On balance do not assume that the old ways are always the best, or even that our ancestors knew what they were doing.

5. Beware Spices That Are Too Active

Okay, so you’ve done your best, and now understand which herbs and spices are really good for your health. And you know whether the ingredients and healthy nutrients are actually getting into your body without being demolished by the digestive system. Everything’s fine, right? You can scoff down your own body weight in cinnamon sticks every hour. Right? Well, of course, no.

Remember the old adage attibuted to Paracelsus that (and I paraphrase) “only the dose differentiates a poison from a remedy.”

Yes, I know I’m harking back to the ancestors after telling you they didn’t know what they were doing! But I find this adage to be obvious.

You shouldn’t make sudden drastic changes without consulting an expert. I’ve already mentioned this above but it is worth labouring over. Cloves for example, contain eugenol, which has its benefits, but which is also toxic in high doses. You shouldn’t be eating these things by the handful. Cinnamon is another example. Delicious in curries. Delightful in gingerbread. I even occasionally add a tiny dash to black coffee. But in high dosages, the coumarins that it contains can cause liver damage. (It’s worth noting the origin of your ground cinnamon. Very often, it is actually cassia bark. True cinnamon – from Sri Lanka – only contains trace amounts, whereas cassia cinnamon contains up to 1% coumarin.)

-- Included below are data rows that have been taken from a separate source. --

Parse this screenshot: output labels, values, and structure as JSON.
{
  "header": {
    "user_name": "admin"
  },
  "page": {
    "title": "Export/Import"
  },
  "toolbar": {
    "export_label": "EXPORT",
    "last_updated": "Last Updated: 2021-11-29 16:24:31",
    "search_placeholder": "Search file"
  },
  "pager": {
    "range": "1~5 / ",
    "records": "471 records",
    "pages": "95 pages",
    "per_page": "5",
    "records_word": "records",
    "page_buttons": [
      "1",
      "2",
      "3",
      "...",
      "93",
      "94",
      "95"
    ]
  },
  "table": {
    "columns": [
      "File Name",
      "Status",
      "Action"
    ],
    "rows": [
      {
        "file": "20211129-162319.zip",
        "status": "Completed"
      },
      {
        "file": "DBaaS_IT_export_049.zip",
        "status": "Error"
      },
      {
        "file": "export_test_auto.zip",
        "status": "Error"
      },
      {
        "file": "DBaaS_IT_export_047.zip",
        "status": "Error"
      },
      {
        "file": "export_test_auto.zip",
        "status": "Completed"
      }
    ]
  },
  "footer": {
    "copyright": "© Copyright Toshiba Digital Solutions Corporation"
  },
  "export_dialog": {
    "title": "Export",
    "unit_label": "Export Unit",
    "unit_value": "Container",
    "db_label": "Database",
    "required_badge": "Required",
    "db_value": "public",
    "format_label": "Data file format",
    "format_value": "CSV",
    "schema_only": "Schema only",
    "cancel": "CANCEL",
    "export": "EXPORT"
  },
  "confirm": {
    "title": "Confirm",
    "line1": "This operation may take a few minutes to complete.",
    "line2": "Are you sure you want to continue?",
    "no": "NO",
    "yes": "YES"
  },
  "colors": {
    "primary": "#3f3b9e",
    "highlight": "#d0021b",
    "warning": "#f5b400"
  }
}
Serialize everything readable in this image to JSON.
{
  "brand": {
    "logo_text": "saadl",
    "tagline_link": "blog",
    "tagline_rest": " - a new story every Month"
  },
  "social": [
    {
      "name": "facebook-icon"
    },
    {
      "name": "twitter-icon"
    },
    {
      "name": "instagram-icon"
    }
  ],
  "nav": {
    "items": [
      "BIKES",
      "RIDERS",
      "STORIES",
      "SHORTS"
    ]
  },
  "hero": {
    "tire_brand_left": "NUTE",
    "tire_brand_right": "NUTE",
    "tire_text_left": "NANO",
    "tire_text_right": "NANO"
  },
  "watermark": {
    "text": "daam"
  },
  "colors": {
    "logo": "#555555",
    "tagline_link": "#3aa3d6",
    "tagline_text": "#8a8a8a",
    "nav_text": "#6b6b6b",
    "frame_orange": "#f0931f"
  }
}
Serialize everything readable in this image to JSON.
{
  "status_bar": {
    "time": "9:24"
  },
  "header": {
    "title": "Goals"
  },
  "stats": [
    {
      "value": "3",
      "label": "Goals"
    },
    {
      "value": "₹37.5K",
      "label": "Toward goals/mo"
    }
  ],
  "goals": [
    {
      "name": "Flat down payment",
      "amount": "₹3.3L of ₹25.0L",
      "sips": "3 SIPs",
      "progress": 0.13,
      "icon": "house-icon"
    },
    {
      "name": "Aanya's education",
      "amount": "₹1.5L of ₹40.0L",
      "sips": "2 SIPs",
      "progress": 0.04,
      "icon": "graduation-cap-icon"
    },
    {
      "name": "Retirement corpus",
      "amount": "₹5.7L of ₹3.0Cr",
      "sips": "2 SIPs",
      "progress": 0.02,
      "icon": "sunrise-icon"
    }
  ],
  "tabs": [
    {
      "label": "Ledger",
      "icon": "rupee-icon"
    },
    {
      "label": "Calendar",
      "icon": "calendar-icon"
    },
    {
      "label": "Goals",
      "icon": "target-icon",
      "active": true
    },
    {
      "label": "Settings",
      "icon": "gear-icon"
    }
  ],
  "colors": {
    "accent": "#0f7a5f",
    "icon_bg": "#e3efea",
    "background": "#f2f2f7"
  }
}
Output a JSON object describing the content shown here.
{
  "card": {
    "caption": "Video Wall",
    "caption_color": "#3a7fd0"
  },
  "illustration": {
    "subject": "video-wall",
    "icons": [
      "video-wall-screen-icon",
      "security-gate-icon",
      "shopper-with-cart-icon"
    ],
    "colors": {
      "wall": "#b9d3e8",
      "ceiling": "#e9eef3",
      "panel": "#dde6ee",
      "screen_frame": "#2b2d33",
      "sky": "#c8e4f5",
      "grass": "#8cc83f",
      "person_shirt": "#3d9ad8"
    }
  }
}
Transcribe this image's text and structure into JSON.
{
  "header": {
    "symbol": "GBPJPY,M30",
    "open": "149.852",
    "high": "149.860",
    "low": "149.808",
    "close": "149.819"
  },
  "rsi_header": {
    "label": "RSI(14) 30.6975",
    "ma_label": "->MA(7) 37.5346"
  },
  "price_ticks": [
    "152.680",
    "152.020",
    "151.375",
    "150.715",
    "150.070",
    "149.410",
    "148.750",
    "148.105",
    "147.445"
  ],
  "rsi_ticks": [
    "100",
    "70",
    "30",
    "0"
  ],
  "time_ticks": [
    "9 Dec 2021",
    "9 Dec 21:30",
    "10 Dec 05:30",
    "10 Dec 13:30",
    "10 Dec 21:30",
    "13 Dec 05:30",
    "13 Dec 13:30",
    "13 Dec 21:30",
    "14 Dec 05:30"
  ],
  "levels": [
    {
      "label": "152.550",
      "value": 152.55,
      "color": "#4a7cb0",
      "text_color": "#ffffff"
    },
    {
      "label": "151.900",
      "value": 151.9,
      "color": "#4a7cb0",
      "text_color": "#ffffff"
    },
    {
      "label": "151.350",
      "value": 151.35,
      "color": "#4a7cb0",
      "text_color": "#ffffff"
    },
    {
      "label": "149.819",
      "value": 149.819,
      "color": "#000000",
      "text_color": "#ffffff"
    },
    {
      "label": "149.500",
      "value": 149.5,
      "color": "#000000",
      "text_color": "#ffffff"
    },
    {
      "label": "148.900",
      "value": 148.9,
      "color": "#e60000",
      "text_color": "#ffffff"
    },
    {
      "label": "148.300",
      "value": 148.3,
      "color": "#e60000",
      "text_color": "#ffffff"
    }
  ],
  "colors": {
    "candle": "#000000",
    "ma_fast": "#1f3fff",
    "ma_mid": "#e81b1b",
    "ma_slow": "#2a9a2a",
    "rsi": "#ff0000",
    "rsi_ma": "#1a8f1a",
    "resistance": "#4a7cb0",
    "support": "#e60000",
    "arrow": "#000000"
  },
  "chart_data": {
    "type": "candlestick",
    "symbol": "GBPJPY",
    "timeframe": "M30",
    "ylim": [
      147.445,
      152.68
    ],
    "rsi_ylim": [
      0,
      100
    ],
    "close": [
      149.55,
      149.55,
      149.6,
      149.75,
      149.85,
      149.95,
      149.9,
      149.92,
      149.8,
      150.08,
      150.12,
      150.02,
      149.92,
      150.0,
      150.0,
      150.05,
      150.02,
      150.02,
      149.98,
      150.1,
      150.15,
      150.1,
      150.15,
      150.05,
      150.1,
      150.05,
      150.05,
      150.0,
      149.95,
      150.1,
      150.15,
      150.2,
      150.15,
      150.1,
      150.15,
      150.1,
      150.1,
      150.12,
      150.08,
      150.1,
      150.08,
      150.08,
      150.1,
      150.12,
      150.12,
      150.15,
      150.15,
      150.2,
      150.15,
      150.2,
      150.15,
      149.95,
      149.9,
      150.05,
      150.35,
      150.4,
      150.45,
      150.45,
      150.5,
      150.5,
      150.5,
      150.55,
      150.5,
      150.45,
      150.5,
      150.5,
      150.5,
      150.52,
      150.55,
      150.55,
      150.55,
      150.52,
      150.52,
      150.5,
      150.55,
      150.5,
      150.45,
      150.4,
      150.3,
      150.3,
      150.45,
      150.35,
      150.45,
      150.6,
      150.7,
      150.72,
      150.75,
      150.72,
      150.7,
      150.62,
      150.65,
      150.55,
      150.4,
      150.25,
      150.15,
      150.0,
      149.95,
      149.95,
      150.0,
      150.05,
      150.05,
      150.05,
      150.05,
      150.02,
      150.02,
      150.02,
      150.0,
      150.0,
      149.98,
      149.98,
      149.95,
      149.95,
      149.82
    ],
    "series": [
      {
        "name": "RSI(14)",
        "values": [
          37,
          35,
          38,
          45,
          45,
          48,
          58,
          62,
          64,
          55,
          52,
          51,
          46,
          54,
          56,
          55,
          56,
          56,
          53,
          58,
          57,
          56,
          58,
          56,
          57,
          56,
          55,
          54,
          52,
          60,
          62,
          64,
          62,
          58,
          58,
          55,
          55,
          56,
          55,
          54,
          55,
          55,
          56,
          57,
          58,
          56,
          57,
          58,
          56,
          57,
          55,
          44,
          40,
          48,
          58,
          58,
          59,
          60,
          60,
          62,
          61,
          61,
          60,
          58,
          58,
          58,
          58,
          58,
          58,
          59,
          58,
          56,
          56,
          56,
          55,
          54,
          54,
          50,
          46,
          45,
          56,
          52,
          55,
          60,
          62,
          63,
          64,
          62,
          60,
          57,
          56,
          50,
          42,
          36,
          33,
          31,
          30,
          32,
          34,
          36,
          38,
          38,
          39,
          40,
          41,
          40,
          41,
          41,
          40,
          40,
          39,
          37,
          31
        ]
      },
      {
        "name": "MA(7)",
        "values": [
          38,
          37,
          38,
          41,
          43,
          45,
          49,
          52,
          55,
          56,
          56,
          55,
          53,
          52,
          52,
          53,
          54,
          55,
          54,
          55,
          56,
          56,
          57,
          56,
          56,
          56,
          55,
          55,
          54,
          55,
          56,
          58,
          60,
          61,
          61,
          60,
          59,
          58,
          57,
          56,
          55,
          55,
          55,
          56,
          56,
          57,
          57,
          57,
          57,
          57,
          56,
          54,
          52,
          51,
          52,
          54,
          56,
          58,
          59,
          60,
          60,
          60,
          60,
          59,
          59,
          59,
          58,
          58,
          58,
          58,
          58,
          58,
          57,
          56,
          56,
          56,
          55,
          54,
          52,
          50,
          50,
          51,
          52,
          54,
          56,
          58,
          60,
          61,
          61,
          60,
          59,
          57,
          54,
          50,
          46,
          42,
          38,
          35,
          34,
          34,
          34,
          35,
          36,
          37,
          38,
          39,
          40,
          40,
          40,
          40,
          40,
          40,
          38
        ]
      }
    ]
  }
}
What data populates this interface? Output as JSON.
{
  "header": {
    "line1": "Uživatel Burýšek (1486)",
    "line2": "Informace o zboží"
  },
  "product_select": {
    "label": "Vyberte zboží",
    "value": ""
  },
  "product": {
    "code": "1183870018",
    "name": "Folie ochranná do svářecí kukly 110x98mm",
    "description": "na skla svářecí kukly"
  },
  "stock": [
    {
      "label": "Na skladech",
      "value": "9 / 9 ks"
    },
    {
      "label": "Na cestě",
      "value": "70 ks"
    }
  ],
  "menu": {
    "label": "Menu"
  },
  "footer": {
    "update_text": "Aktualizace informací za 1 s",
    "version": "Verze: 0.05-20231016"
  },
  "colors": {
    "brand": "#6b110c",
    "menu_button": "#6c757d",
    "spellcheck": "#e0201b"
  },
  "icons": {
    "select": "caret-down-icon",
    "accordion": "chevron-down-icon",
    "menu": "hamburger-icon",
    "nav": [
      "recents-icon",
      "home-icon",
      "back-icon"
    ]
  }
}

Thankfully for most of us, cinnamon comes with an in-built safety system (see the video):

I had to embed that clip here on the blog, because Youtube is filled with dozens of similar ones. It’s a hilarious rabbit-hole to get sucked down – and then you realize you’ve just wasted two hours laughing at people trying this challenge. Don’t do it!

Other Conditions and Other Drugs

A problem to consider, especially if you’re not trained in any kind of medicine, is that of diagnosis. Self-treatment without seeking professional advice might work for you in helping with a cough or a headache. But what if you’re only treating a symptom and ignoring the underlying cause. Arguably, relying on a spice health benefit that you read about somewhere on the internet might be the one thing that causes the most problems in the long-term.

I mentioned contraindications earlier. If you’re on meds for a long-term condition, and an irritating and unrelated problem crops up, you need to think holistically. Will taking large doses of that spice interfere with your meds and cause a serious emergency? You need to know before trying out the spice, not afterwards.

I advise you always to look up possible clashes occurring with your regular medicines, and also in relation to your general condition, medicated or not. Bad problems like heart conditions as well as wonderful conditions like pregnancy all need to be taken into account.

You can trawl the internet and do your own research, and then I’d suggest going down the expert route to make double-sure. Here is a quick list of herbs and their adverse interactions, and things to embrace and avoid during pregnancy. You can find all sorts of potential problems, like the reported problems with painkillers.

Summary and Conclusion

So be careful out there. Note that when I discuss spices for therapeutic action I am normally talking about high doses. These are the food supplements and capsules you seem to be able to buy everywhere. It’s much better to eat a balanced and varied diet and if you like spices (like I do) just eat them in normal recipes and enjoy them for their aroma and flavour, rather than seeking tablets. Let your doc help you with any ailments and if they say to eat more garlic, or try whatever else, that’s fine. There are certainly spice health benefits to be discovered if you look hard enough. But don’t trust the first blog post on the web that you find to tell you the unvarnished truth. Be more critical – it’s YOUR health after all.